The “critical” medicines were identified through a scheme launched by NHS England, Medicines UK and the Medicines and Healthcare Products Regulatory Agency called Project Revival. Through this scheme, manufacturers will be offered an incentive to sign up to supply the drugs on the list, with promises to fast-track their licence approvals and guarantee them approval to be able to supply.
The scheme, due to be operational next year, aims to incentivise manufacturers to supply medicines that may previously have been considered commercially unviable.
Mr Samuels said the scheme was a “tangible” example of something which will help mitigate the impact of potential shortages of important medicines.
He said: “We have long stated that medicine shortages cannot be solved in isolation, and this project shows what can be achieved by working together. By working with NHS England and MHRA, we hope that this new model provides more certainty to enable companies to produce and supply medicines for use in the NHS.”

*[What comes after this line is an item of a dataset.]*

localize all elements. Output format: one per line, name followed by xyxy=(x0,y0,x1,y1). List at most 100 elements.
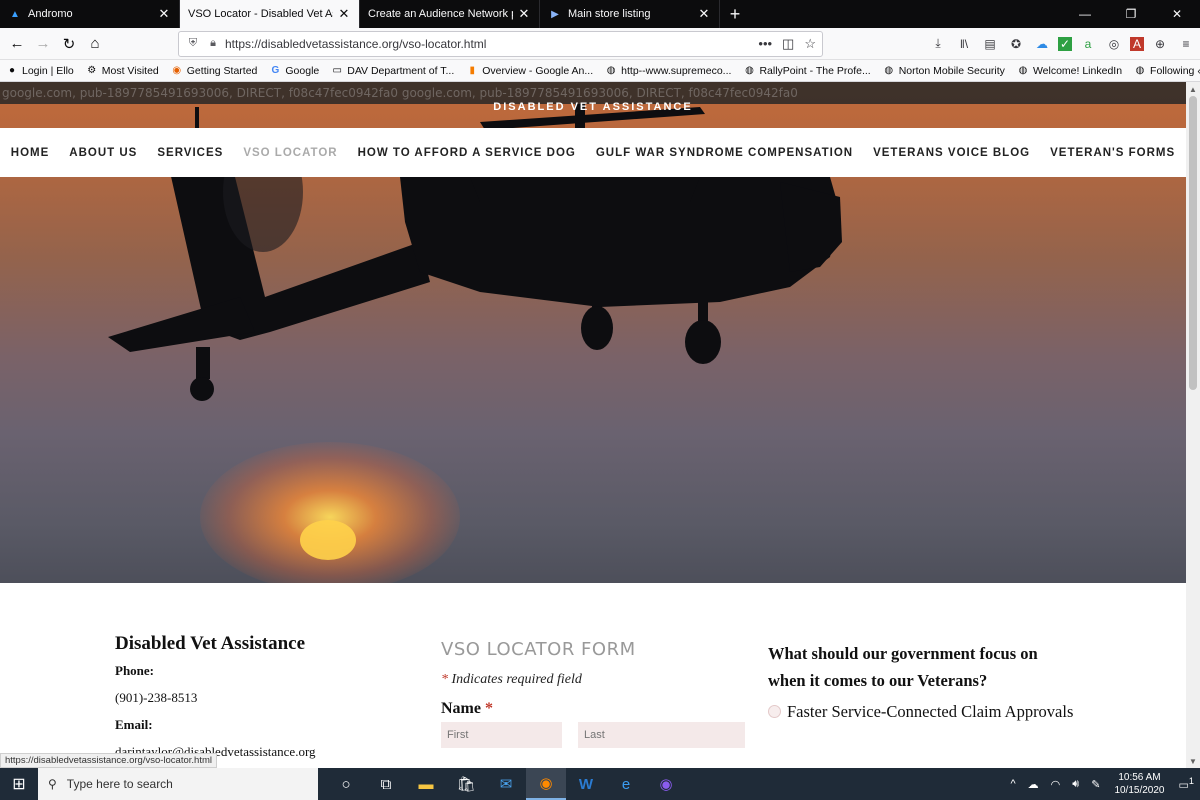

In a report due to be published this week, Medicines UK will set out the fragility of medicines supplies in the UK, after a survey of its supplies found that more attractive markets overseas were a significant barrier to increasing UK supply.
Fiona Bride, NHS England’s interim chief commercial officer and director of medicines value and access, said: “Ensuring a resilient and stable supply of medicines is fundamental to delivering patient care, with pharmaceuticals being the most common healthcare intervention in the NHS, and this collaborative pilot initiative aims to strengthen that supply chain by incentivising more companies to become NHS suppliers, or deepen existing partnerships.”
Julian Beach, executive director, healthcare quality and access at the MHRA, said a pilot of Project Revival will run for 12 months, and a long-term programme will be made in early 2027.